Thus, this architecture can create an immutable and highly interoperable financial system
with unprecedented transparency, equal access rights, and little need for custodians, central
clearing houses, or escrow services, as most of these roles can be assumed by "smart
contracts."
DeFi already offers a wide variety of applications. For example, one can buy U.S.

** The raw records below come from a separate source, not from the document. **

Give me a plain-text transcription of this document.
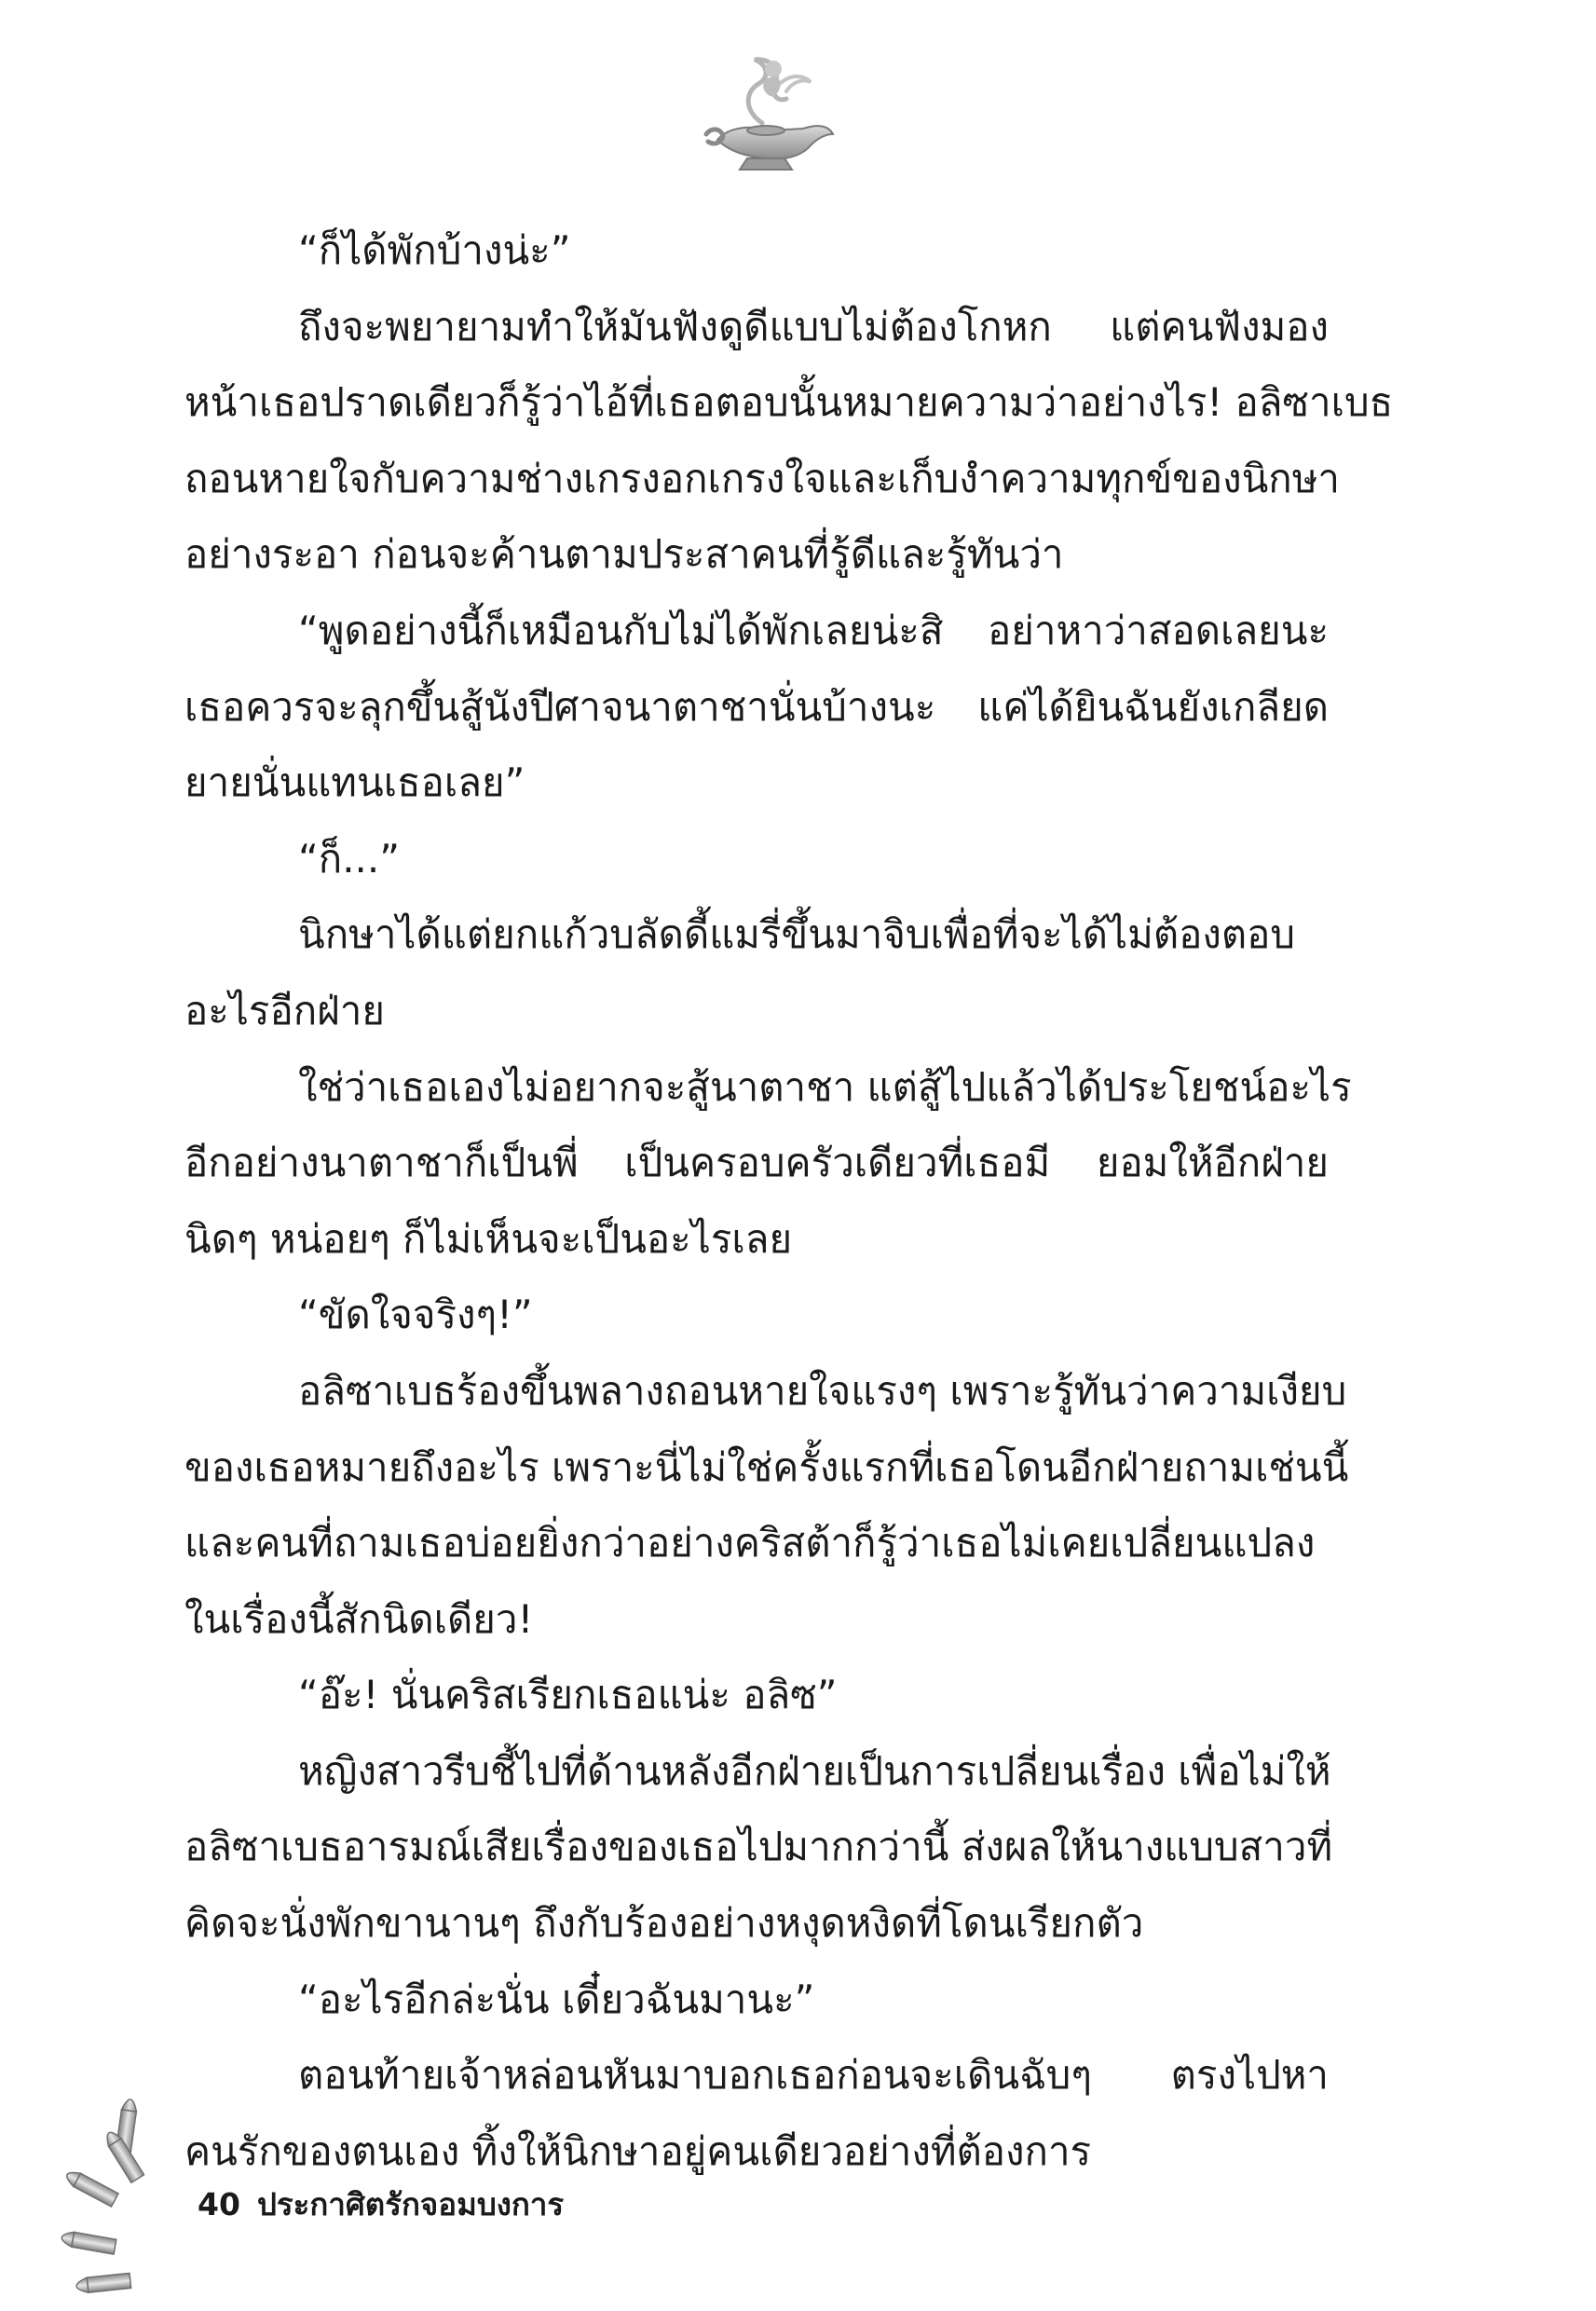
“ก็ได้พักบ้างน่ะ”
ถึงจะพยายามทำให้มันฟังดูดีแบบไม่ต้องโกหก แต่คนฟังมอง
หน้าเธอปราดเดียวก็รู้ว่าไอ้ที่เธอตอบนั้นหมายความว่าอย่างไร! อลิซาเบธ
ถอนหายใจกับความช่างเกรงอกเกรงใจและเก็บงำความทุกข์ของนิกษา
อย่างระอา ก่อนจะค้านตามประสาคนที่รู้ดีและรู้ทันว่า
“พูดอย่างนี้ก็เหมือนกับไม่ได้พักเลยน่ะสิ อย่าหาว่าสอดเลยนะ
เธอควรจะลุกขึ้นสู้นังปีศาจนาตาชานั่นบ้างนะ แค่ได้ยินฉันยังเกลียด
ยายนั่นแทนเธอเลย”
“ก็...”
นิกษาได้แต่ยกแก้วบลัดดี้แมรี่ขึ้นมาจิบเพื่อที่จะได้ไม่ต้องตอบ
อะไรอีกฝ่าย
ใช่ว่าเธอเองไม่อยากจะสู้นาตาชา แต่สู้ไปแล้วได้ประโยชน์อะไร
อีกอย่างนาตาชาก็เป็นพี่ เป็นครอบครัวเดียวที่เธอมี ยอมให้อีกฝ่าย
นิดๆ หน่อยๆ ก็ไม่เห็นจะเป็นอะไรเลย
“ขัดใจจริงๆ!”
อลิซาเบธร้องขึ้นพลางถอนหายใจแรงๆ เพราะรู้ทันว่าความเงียบ
ของเธอหมายถึงอะไร เพราะนี่ไม่ใช่ครั้งแรกที่เธอโดนอีกฝ่ายถามเช่นนี้
และคนที่ถามเธอบ่อยยิ่งกว่าอย่างคริสต้าก็รู้ว่าเธอไม่เคยเปลี่ยนแปลง
ในเรื่องนี้สักนิดเดียว!
“อ๊ะ! นั่นคริสเรียกเธอแน่ะ อลิซ”
หญิงสาวรีบชี้ไปที่ด้านหลังอีกฝ่ายเป็นการเปลี่ยนเรื่อง เพื่อไม่ให้
อลิซาเบธอารมณ์เสียเรื่องของเธอไปมากกว่านี้ ส่งผลให้นางแบบสาวที่
คิดจะนั่งพักขานานๆ ถึงกับร้องอย่างหงุดหงิดที่โดนเรียกตัว
“อะไรอีกล่ะนั่น เดี๋ยวฉันมานะ”
ตอนท้ายเจ้าหล่อนหันมาบอกเธอก่อนจะเดินฉับๆ ตรงไปหา
คนรักของตนเอง ทิ้งให้นิกษาอยู่คนเดียวอย่างที่ต้องการ
40 ประกาศิตรักจอมบงการ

dollar (USD)-pegged assets (so-called stablecoins) on decentralized exchanges, move
these assets to an equally decentralized lending platform to earn interest, and subsequently
add the interest-bearing instruments to a decentralized liquidity pool or an on-chain
investment fund.
2
The backbone of all DeFi protocols and applications is smart contracts. Smart
contracts generally refer to small applications stored on a blockchain and executed in
parallel by a large set of validators. In the context of public blockchains, the network is
designed so that each participant can be involved in and verify the correct execution of
any operation. As a result, smart contracts are somewhat inefficient compared with
traditional centralized computing. However, their advantage is a high level of security:
Smart contracts will always be executed as specified and allow anyone to verify the
resulting state changes independently. When implemented securely, smart contracts are
highly transparent and minimize the risk of manipulation and arbitrary intervention.
To understand the novelty of smart contracts, we first must look at regular server-
based web applications. When a user interacts with such an application, they cannot
observe the application's internal logic. Moreover, the user is not in control of the
execution environment. Either one (or both) could be manipulated. As a result, the user
has to trust the application service provider. Smart contracts mitigate both problems and
ensure that an application runs as expected. The contract code is stored on the underlying
blockchain and can therefore be publicly scrutinized. The contract's behavior is
deterministic, and function calls (in the form of transactions) are processed by thousands
of network participants in parallel, ensuring the execution's legitimacy. When the
execution leads to state changes, for example, the change of account balances, these
changes are subject to the blockchain network's consensus rules and will be reflected in
and protected by the blockchain's state tree.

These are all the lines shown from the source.